Que Son Excellence se mette donc au travail. C'est-à-dire finir d’abord les préalables à l’élaboration et la mise en œuvre d’une nouvelle stratégie sectorielle en parfaite harmonie avec la Stratégie du Développement Accéléré et de la Prospérité Partagée 2016-2030 (SCAPP) et qui intègre les engagements du Président de la République dans le domaine de la pêche.

Et ensuite, mettre en œuvre un plan d’action déclinant les objectifs de la nouvelle stratégie et englobant les actions relatives à la pêche, notamment dans la Déclaration de Politique Générale du Gouvernement pour 2020.

Immédiatement après, Monsieur le Ministre devra revoir l’organigramme de son Département pour un souci plutôt de mise en relief des priorités et puis pour plus d’efficacité fonctionnelle (http://cridem.org/C_Info.php?article=667092).

Enfin, suivra le déploiement des ressources humaines. Là, il ne devra plus s’agir d’une simple opération de remplissage des cases de l’organigramme, mais plutôt de se débarrasser des agents ayant réduit les performances du secteur par leur mauvaise gestion et/ou l’entaché même par des comportements immoraux ou contraire à l’éthique. Un autre souci, devra être celui de chercher, au sein de la majorité et de l’opposition, les compétences pour mettre l’homme qu’il faut au poste qu’il faut.
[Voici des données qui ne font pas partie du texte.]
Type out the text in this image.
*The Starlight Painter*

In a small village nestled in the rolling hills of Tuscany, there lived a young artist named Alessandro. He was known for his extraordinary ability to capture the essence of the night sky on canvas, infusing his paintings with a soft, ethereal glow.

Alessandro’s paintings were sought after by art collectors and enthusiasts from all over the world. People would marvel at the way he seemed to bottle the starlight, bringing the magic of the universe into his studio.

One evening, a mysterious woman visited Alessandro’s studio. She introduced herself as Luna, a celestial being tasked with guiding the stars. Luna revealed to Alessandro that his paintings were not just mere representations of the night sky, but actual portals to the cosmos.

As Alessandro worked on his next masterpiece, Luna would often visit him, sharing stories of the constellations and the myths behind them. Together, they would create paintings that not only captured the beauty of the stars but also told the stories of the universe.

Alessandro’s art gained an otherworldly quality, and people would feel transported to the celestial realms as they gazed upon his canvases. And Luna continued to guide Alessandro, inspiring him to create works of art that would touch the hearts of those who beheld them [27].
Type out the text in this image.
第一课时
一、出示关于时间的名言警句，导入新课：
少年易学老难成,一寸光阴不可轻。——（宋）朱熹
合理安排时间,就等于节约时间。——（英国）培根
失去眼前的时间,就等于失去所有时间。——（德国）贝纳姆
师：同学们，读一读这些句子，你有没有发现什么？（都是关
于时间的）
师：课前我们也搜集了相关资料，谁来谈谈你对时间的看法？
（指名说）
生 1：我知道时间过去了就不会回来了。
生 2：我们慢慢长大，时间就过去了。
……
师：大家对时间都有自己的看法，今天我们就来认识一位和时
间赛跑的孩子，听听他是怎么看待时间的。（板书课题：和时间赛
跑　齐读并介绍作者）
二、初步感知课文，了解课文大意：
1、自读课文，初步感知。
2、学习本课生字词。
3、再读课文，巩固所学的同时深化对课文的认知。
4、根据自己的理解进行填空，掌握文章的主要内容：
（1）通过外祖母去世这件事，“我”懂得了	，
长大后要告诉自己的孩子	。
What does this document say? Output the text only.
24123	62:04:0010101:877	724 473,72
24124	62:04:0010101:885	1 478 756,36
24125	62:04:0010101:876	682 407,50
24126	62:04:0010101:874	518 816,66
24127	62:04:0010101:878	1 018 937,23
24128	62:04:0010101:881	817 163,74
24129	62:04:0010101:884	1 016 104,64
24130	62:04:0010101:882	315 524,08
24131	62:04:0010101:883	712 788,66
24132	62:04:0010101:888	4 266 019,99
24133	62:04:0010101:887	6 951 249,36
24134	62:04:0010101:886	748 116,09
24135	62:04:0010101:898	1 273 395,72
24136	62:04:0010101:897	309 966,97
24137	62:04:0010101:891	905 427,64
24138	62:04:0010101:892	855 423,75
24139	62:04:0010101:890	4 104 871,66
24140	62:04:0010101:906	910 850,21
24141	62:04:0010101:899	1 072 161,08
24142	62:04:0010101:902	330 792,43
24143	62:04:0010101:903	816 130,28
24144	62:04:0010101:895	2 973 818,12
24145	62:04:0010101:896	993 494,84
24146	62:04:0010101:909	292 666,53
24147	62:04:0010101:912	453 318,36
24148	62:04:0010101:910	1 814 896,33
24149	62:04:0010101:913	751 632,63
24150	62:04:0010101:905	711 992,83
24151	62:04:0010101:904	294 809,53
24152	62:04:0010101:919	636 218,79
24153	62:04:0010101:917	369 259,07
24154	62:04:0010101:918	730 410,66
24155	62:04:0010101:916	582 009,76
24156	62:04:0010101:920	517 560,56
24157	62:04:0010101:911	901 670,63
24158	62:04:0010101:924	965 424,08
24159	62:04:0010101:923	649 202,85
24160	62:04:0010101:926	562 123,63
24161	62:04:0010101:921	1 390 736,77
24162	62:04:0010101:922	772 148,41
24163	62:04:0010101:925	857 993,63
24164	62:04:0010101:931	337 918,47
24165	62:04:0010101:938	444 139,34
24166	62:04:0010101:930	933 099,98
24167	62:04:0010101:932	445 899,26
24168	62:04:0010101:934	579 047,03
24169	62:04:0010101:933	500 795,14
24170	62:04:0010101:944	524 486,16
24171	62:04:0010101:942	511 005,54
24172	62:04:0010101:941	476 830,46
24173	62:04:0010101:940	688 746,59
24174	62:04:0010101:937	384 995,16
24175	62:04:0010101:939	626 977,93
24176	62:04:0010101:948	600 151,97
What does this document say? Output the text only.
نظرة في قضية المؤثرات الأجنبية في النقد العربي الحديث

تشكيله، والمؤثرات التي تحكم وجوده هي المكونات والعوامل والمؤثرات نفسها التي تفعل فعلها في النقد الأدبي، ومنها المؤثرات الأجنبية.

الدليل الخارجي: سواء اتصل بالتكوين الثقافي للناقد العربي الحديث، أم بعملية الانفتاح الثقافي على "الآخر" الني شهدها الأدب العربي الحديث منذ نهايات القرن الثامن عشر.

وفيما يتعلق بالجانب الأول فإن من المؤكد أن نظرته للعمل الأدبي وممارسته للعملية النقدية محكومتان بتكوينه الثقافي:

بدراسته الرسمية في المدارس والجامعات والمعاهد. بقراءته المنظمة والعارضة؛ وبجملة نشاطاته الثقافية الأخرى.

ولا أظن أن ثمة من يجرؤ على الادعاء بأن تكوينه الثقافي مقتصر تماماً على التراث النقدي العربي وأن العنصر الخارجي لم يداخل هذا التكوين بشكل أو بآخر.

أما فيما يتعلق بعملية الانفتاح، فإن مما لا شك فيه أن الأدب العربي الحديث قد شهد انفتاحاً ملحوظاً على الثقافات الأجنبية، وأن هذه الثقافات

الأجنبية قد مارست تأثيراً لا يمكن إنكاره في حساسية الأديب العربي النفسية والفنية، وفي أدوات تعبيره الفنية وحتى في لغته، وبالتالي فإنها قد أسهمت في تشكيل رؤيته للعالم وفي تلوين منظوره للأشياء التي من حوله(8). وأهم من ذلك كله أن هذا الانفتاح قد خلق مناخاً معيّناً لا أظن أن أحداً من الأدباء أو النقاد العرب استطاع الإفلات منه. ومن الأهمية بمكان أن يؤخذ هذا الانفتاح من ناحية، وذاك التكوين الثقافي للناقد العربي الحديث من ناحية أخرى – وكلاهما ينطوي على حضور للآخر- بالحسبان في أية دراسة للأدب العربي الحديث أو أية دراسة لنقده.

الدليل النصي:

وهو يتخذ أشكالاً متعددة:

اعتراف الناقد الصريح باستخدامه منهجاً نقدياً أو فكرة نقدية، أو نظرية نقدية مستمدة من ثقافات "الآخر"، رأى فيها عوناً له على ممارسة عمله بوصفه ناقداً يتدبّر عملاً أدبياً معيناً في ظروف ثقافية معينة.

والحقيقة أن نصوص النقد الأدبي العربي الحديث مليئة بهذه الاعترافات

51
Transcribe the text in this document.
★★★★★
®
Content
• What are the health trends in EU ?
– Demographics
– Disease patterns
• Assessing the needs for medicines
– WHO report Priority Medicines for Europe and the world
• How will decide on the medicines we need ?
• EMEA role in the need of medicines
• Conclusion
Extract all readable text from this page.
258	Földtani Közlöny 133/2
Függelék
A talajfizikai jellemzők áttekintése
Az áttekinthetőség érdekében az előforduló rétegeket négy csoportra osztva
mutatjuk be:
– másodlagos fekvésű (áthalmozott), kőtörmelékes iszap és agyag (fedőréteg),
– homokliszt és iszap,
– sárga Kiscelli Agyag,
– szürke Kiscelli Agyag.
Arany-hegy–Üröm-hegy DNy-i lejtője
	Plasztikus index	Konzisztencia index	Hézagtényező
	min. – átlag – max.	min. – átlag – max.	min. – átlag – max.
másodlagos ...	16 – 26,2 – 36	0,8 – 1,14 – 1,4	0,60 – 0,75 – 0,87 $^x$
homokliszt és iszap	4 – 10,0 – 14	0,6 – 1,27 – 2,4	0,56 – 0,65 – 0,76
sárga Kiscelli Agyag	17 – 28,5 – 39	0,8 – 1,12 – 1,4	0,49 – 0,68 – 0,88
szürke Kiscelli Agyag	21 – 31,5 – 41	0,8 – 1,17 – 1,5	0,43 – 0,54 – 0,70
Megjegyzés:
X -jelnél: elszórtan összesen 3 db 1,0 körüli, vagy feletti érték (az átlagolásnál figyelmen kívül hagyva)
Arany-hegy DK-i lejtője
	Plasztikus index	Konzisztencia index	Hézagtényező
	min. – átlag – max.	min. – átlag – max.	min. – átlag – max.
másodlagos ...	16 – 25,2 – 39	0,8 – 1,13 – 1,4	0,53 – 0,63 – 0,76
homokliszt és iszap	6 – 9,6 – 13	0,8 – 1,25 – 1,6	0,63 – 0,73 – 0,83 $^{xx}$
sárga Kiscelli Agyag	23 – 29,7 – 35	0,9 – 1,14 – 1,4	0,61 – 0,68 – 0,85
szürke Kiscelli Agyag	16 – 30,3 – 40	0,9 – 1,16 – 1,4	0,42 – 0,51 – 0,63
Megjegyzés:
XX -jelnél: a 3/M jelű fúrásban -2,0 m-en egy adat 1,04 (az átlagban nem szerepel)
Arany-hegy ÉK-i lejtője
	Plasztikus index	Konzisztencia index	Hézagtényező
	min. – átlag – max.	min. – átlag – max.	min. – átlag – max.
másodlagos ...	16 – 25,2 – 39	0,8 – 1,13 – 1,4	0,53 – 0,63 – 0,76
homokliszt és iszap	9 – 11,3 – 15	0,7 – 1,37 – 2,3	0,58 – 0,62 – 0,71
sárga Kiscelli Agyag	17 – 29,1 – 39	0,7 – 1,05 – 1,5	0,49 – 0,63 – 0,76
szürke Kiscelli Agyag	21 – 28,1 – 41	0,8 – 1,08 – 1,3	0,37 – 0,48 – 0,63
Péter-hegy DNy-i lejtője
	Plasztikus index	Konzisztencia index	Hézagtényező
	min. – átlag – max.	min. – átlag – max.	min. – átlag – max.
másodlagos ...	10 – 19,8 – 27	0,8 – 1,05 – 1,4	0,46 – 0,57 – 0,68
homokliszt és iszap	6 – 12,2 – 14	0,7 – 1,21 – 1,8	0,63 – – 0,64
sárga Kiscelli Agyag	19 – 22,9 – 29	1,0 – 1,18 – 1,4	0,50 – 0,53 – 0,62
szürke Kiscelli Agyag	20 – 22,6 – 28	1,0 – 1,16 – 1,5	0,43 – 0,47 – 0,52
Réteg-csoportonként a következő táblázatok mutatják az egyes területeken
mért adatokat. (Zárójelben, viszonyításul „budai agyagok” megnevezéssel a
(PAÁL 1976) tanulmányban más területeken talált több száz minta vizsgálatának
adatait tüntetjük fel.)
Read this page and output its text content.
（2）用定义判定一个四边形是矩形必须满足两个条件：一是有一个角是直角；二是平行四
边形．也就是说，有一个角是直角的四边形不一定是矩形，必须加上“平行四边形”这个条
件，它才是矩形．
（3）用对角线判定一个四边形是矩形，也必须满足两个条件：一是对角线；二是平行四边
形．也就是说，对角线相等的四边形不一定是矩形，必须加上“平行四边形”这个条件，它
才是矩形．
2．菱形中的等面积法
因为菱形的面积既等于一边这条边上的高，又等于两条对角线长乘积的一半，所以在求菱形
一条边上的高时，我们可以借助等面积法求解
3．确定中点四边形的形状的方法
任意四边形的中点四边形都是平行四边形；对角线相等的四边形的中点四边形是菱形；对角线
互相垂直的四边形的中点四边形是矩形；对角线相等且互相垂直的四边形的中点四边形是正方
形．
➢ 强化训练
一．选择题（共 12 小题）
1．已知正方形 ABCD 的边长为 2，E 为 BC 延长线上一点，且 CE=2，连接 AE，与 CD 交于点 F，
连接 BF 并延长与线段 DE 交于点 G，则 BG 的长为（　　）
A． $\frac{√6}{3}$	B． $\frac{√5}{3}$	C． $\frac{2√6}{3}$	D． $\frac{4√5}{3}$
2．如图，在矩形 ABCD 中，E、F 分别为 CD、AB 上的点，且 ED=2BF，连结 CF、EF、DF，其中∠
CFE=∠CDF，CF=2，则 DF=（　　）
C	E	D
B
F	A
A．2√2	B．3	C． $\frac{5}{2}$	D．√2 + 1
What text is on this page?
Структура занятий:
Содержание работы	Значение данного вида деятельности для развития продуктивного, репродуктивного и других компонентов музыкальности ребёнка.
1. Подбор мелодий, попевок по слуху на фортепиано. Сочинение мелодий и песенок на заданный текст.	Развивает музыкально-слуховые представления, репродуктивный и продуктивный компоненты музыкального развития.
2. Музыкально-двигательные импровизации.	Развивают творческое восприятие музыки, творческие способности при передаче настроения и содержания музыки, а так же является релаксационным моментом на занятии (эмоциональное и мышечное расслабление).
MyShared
Par ailleurs, rendre les membres du gouvernement responsables de leurs départements respectifs et s’engager à leur offrir les moyens nécessaires pour réaliser ses engagements, n’est-il pas synonyme, pour le Président de la Républiique, d’obligation de résultats ? Si oui, cela signifierait aussi, pour nous citoyens, la récompense de la réussite et la sanction de l’échec. Senera (سنرى.)